LOVE the pic of Lara and Craig!
Oy - been there, done that. During a gymboree class, I thought the father of a little girl was the grandfather. Yikes. Luckily I said it to another mom and not the wife.
I always love Oma's comments.
We've all been there. At least you have a funny husband who can diffuse the moment.
I feel like I always put my foot in my mouth because I always feel the need to keep the conversation flowing in any group even if I make an arse of myself in the process. I could give you so many examples all involving my husband's work parties. Not pretty.
thanks for the laugh!
You always make me laugh when I really need to. Thank you!
It sounds like your husband is as quick-witted as you are. You make a great team.
hee hee hee
way to go, idaho.
in the immortal words of napolean dynamite: "freakin idiot."

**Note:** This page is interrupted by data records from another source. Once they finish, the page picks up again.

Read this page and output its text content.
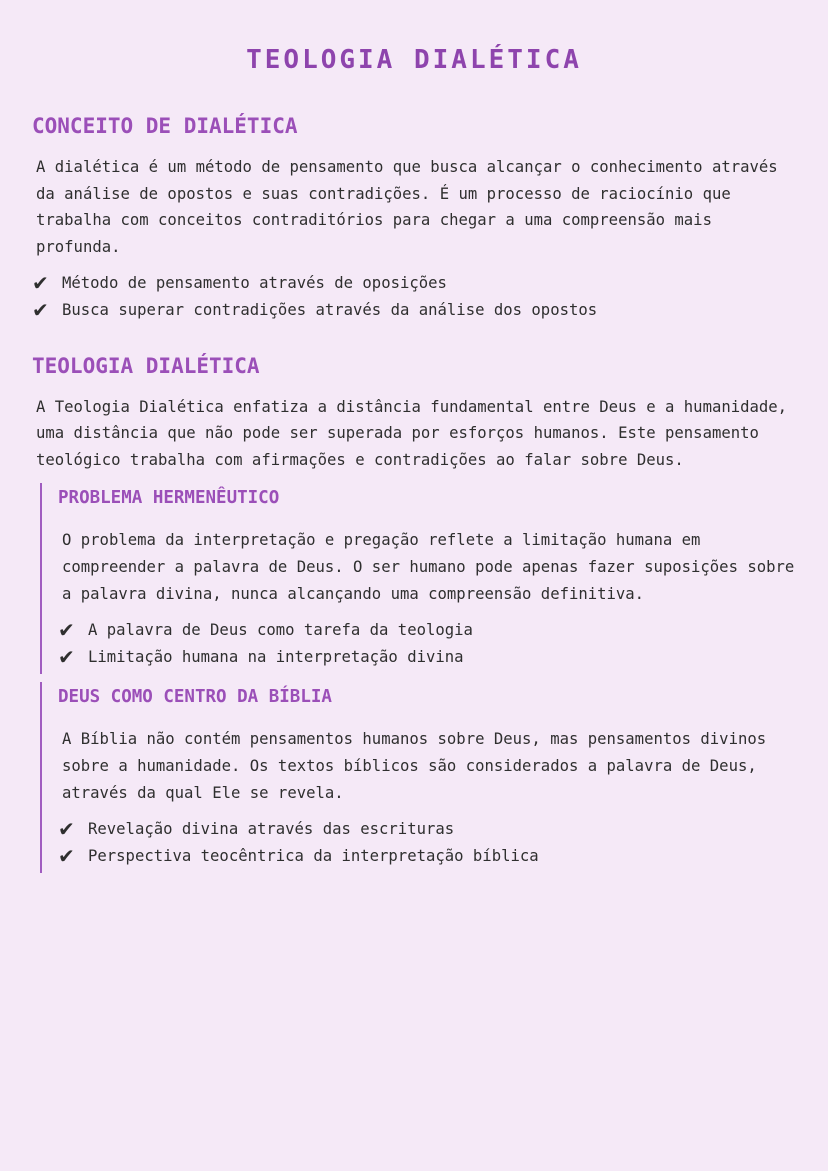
TEOLOGIA DIALÉTICA
CONCEITO DE DIALÉTICA

A dialética é um método de pensamento que busca alcançar o conhecimento através da análise de opostos e suas contradições. É um processo de raciocínio que trabalha com conceitos contraditórios para chegar a uma compreensão mais profunda.

✔ Método de pensamento através de oposições
✔ Busca superar contradições através da análise dos opostos
TEOLOGIA DIALÉTICA

A Teologia Dialética enfatiza a distância fundamental entre Deus e a humanidade, uma distância que não pode ser superada por esforços humanos. Este pensamento teológico trabalha com afirmações e contradições ao falar sobre Deus.

PROBLEMA HERMENÊUTICO

O problema da interpretação e pregação reflete a limitação humana em compreender a palavra de Deus. O ser humano pode apenas fazer suposições sobre a palavra divina, nunca alcançando uma compreensão definitiva.

✔ A palavra de Deus como tarefa da teologia
✔ Limitação humana na interpretação divina
DEUS COMO CENTRO DA BÍBLIA

A Bíblia não contém pensamentos humanos sobre Deus, mas pensamentos divinos sobre a humanidade. Os textos bíblicos são considerados a palavra de Deus, através da qual Ele se revela.

✔ Revelação divina através das escrituras
✔ Perspectiva teocêntrica da interpretação bíblica
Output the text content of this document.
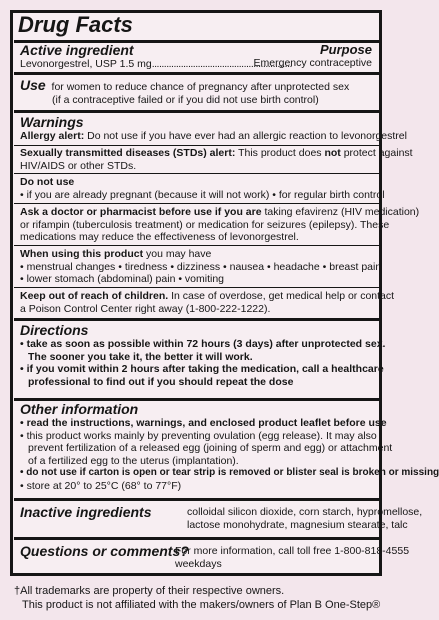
Drug Facts
Active ingredient	Purpose
Levonorgestrel, USP 1.5 mg..........................................................
Emergency contraceptive
Use for women to reduce chance of pregnancy after unprotected sex
(if a contraceptive failed or if you did not use birth control)
Warnings
Allergy alert: Do not use if you have ever had an allergic reaction to levonorgestrel
Sexually transmitted diseases (STDs) alert: This product does not protect against
HIV/AIDS or other STDs.
Do not use
• if you are already pregnant (because it will not work) • for regular birth control
Ask a doctor or pharmacist before use if you are taking efavirenz (HIV medication)
or rifampin (tuberculosis treatment) or medication for seizures (epilepsy). These
medications may reduce the effectiveness of levonorgestrel.
When using this product you may have
• menstrual changes • tiredness • dizziness • nausea • headache • breast pain
• lower stomach (abdominal) pain • vomiting
Keep out of reach of children. In case of overdose, get medical help or contact
a Poison Control Center right away (1-800-222-1222).
Directions
• take as soon as possible within 72 hours (3 days) after unprotected sex.
The sooner you take it, the better it will work.
• if you vomit within 2 hours after taking the medication, call a healthcare
professional to find out if you should repeat the dose
Other information
• read the instructions, warnings, and enclosed product leaflet before use
• this product works mainly by preventing ovulation (egg release). It may also
prevent fertilization of a released egg (joining of sperm and egg) or attachment
of a fertilized egg to the uterus (implantation).
• do not use if carton is open or tear strip is removed or blister seal is broken or missing
• store at 20° to 25°C (68° to 77°F)
Inactive ingredients	colloidal silicon dioxide, corn starch, hypromellose,
lactose monohydrate, magnesium stearate, talc
Questions or comments?
For more information, call toll free 1-800-818-4555
weekdays
†All trademarks are property of their respective owners.
This product is not affiliated with the makers/owners of Plan B One-Step®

Those moments haunt me.... for years.... :) too funny
Thanks for the good laugh.
Way to make a first impresssion.
Please insult me all you want so you can take pictures of my family to make up.
How funny! Loved your hubby's response. hee hee!
Craig has pretty thick skin! He can take it!
I'm jealous you got to spend time with so many of my favorite people!
"Wanna get away?"
Okay, if anyone can pull off a foot-in-mouth comment it's you... I'm just glad there's someone else out there who has moments like that!
Been there, done that! I love how quick your husband is.
He looks so happy posing there with his daughter..hee...hee.
Hey, we've all been there.
My husband's response (to me at least) when he says something totally off-putting is "what did I say? I meant to say X-Y-Z." Its so ridiculous and phony it makes me laugh.
yes, like many others of your commenters, the "not-so-pregnant-anymore" person was the victim of my "when is your baby due". Somebody shoot me now. And I have to pee so bad I've made a bazillion typos in this--ahhh, got to go. . .
Stie, I just love you...and I happen to love your yap.
Your husband's response was pretty good, though.
I introduced myself to a family at church recently. It was an older couple and a woman in her mid 20's. I asked them if they were visiting our ward and the older woman said, "We are here visiting our daughter that goes to your ward." They looked as though they were lost (I guess they were just looking for a place to sit) and in hopes to be helpful I wanted to help them find their daughter that goes to my ward. I said, "Oh, who is your daughter?" They pointed to the woman in her 20's with them. It turns out that the couple had no idea that their daughter was completely less active and had not been to church once in the 2 years she had lived here and my stupidity outed her right then. Nice, Lauren...real nice.
Good thing Craig is the healthiest person in our entire family... I just love you.
I am still laughing...
Oh my, that is hilarious.
I have been there many, many times...
You're pregnant? WOOT WOOT!
That was just a clever way of announcing...right? When IS the baby due?
I've done the Ask Someone If They're Pregnant one, like 2 times. And I'm a girl. It's the height of stupidity.